9) Copy the example files from utils/appconfig into /etc/security
and edit them for your site.  Each file is described below.

The default_context file defines the default login security context
for each user.  A security context has the syntax user:role:domain or
user:role:type, e.g.  root:sysadm_r:sysadm_t or root:user_r:user_t.
This file is used by the modified login program and by the modified
sshd program.

The default_type file defines the default type (domain) for each role.
Each entry has the syntax role:domain, e.g. sysadm_r:sysadm_t
or user_r:user_t.  This file is used by the modified login program
and by the newrole program.

The cron_context file defines the security context used by the
modified crond for cron jobs.  This file also has the same format as
the default_context file.  An entry must be provided for the system
user (system_u), e.g.  system_u:system_r:system_crond_t.  This entry
is used for system cron jobs.  Regular users should use a derived
domain, e.g.  root:sysadm_r:sysadm_crond_t or
root:user_r:user_crond_t, so that the policy configuration can grant
different permissions to user cron jobs than to interactive user
sessions.

The initrc_context file defines the security context to be used when 
init scripts are started with the run_init command.
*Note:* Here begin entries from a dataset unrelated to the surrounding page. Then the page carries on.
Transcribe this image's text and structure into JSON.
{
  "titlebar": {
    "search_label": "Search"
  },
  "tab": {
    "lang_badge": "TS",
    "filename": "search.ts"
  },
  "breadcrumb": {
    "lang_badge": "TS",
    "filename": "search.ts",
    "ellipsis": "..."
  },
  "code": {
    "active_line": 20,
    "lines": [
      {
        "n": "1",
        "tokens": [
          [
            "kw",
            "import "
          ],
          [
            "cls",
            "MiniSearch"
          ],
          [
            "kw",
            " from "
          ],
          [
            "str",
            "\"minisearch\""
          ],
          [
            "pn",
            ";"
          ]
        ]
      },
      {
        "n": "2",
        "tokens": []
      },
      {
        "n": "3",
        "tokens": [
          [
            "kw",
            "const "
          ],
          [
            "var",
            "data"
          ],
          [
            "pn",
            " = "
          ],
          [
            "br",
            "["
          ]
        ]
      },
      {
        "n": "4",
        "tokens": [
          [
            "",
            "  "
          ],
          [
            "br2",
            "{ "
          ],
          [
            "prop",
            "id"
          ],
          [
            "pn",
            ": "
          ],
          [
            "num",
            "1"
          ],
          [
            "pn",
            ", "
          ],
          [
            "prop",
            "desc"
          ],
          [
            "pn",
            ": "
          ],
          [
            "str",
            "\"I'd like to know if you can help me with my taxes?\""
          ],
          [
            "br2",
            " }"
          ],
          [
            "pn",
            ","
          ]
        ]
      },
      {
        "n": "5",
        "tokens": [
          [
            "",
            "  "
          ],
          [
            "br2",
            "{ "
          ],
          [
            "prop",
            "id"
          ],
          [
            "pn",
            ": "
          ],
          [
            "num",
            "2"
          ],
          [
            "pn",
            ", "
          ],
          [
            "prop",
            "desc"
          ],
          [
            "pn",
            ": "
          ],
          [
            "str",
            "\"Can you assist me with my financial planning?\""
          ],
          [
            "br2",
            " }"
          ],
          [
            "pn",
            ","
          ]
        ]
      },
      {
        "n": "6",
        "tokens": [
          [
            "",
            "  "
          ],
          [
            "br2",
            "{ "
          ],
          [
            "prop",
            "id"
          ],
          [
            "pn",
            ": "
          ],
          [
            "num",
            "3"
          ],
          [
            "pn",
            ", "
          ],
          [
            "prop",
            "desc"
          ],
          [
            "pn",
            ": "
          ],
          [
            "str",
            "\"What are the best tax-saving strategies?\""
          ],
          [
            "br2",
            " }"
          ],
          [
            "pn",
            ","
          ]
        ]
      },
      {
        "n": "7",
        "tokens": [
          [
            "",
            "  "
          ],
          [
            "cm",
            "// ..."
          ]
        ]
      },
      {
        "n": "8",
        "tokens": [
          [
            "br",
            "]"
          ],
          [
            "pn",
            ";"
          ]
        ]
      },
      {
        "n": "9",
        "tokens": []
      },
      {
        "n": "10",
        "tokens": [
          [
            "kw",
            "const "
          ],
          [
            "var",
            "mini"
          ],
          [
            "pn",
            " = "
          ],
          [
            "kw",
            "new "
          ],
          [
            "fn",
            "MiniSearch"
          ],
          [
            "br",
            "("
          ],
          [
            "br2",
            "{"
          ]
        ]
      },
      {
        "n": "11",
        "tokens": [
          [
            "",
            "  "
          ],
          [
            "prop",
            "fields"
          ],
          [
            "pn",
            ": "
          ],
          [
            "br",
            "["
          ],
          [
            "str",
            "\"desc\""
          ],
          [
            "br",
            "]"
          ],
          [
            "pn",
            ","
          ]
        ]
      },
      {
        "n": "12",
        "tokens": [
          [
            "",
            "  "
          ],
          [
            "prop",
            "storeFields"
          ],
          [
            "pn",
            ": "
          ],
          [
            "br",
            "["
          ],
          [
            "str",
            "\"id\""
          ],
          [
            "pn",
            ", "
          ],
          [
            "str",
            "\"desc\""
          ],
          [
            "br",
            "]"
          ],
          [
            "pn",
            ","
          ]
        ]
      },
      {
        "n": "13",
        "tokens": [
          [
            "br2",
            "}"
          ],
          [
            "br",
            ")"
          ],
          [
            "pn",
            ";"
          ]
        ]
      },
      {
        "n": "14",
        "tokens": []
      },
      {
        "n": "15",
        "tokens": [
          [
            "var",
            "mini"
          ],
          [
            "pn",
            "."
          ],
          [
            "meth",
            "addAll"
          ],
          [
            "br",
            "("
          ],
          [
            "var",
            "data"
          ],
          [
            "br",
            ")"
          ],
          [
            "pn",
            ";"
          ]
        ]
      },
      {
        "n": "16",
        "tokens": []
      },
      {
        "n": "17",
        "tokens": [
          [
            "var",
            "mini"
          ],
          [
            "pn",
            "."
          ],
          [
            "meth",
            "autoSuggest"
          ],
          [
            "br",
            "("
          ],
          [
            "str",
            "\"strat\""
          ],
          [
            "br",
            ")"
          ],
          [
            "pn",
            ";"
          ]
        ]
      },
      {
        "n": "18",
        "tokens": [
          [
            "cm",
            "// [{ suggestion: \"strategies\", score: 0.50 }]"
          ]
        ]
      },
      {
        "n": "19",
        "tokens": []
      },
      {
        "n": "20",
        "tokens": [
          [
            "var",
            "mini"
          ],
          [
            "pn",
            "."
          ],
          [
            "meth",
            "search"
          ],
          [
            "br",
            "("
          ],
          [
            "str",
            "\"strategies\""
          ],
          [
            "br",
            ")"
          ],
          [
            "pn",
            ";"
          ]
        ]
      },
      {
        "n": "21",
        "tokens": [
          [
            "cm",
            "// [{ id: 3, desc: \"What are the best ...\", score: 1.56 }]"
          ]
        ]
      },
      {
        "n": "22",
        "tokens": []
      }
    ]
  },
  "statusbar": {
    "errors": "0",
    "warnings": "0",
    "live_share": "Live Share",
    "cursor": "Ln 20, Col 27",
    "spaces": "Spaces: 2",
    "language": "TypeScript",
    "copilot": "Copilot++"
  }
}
The init scripts 
will be run in the given security context, but processes started by
the scripts may automatically enter other contexts based on the policy.
The run_init command allows administrators to securely run init scripts 
in the same context as the system startup.

We plan on eliminating the need for the default_context and cron_context 
configuration files in the future through the use of the 
security_get_user_sids system call.

10) If you have previously booted the non-LSM version of SELinux
on this system, then remove any existing persistent label mappings.
These mappings are stored in the ...security subdirectory in the root
directory of each file system.  For example, you might do:
	rm -rf /...security /boot/...security /home/...security

11) Edit setfiles/file_contexts for your site.  Check the pathnames
against your file system layout.  Some of the pathnames found in
policy/file_contexts may not correspond to actual pathnames that exist
on your system.  You may wish to remove these non-existent pathnames
from this file.  However, if you leave some of these non-existent
pathnames in this file, you will see warnings in the next step, but
the system will still operate correctly.

12) Set the file security contexts:
   cd setfiles
   make
   su (if not already root)
   make relabel
   cd ..

This will compile the setfiles utility program and run it on the
file_contexts configuration file to set the security contexts on the
files in your file system.  The setfiles utility program will work
correctly regardless of whether or not you are already running the
SELinux module on your system.  If you are already running the SELinux
module, the program will use the new system calls defined by the
module to update the file label mapping.  Otherwise, the program will
directly access the file label mapping, creating it if necessary.

13) Configure your boot manager to boot the SELinux kernel.  

If you use the LILO boot manager, you can accomplish this
configuration as follows: First, add an entry for the new kernel to
/etc/lilo.conf.  You can determine the name of the new kernel by
looking in /boot.  The new kernel's name will end in "-selinux"
(example: "vmlinuz-2.4.18-selinux").  Do not use an initrd= option
with the new entry.  Retain an entry for your original kernel so that
you can boot it from the lilo prompt if necessary.  Finally, run
/sbin/lilo.

If you are using GRUB with RH7.2, then you can either run RedHat's
/sbin/new-kernel-pkg script, e.g. /sbin/new-kernel-pkg --install
2.4.18-selinux, or you can directly run grubby, e.g. /sbin/grubby
--add-kernel=/boot/vmlinuz-2.4.18-selinux --copy-default
--make-default --title "SELinux".  Notice that /sbin/new-kernel-pkg
does NOT make the new kernel the default, whereas the example for
grubby uses the --make-default option to make it so.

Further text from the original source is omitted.